Rather than suggesting a slowdown, that observation points to a dual reality: there is still significant room for opportunity, but there is also reason to be more cautious in forecasting the speed of change.

Ganguly linked that slower pace to a very practical obstacle: data. In his view, AI will not be able to deliver its full impact until companies are better able to capture, organize, and use their information. As he put it, “90% of data is not captured,” while much of the rest remains scattered across Excel files and multiple internal systems.

The next leap, he suggested, will depend not only on better models, but on stronger operational foundations: finding data more effectively, capturing it better, and making it truly usable.
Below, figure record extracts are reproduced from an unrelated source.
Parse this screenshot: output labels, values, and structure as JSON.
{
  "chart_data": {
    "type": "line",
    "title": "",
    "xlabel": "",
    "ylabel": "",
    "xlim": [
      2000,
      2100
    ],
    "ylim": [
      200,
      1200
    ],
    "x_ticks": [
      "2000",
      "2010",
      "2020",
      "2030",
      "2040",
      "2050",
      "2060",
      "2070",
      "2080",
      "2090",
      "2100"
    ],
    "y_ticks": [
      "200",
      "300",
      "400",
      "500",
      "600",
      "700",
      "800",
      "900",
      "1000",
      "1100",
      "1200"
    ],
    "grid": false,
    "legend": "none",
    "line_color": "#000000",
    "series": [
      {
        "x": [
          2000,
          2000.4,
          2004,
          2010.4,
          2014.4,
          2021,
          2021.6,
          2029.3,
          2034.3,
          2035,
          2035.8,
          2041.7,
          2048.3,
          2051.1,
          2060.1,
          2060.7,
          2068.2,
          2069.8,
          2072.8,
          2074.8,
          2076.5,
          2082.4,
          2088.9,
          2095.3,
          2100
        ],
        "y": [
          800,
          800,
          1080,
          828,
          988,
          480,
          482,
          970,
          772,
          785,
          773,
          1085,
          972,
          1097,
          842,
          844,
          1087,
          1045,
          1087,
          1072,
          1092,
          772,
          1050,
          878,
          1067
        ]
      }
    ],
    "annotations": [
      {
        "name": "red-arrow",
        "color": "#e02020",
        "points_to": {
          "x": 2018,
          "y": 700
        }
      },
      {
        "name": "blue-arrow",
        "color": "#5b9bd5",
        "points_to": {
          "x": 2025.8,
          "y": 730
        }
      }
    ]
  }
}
A World Moving at Two Speeds

Patrick Zhong, Founding Managing Partner at M31 Capital, placed the discussion within a broader transition. In his closing reflection, he recalled an idea from Zbigniew Brzezinski to describe a moment in which two different logics coexist: that of an analog, industrial world associated with linear growth, and that of a technological world shaped by much faster acceleration.

Rather than offering a fixed conclusion, his remarks helped frame the discussion within a broader shift of era, one in which markets, companies, and individuals are still adapting to a more rapid and more complex pace of transformation.

Taken together, the discussion pointed to a central idea: the race for AI talent is not only about exceptional compensation. It is also about how the market is beginning to price productivity, the rarity of specialized knowledge, and future advantage, even before AI adoption has fully spread across companies.

The most revealing signal may not be the number in the headline, but what that number is beginning to tell us about the next phase of the market.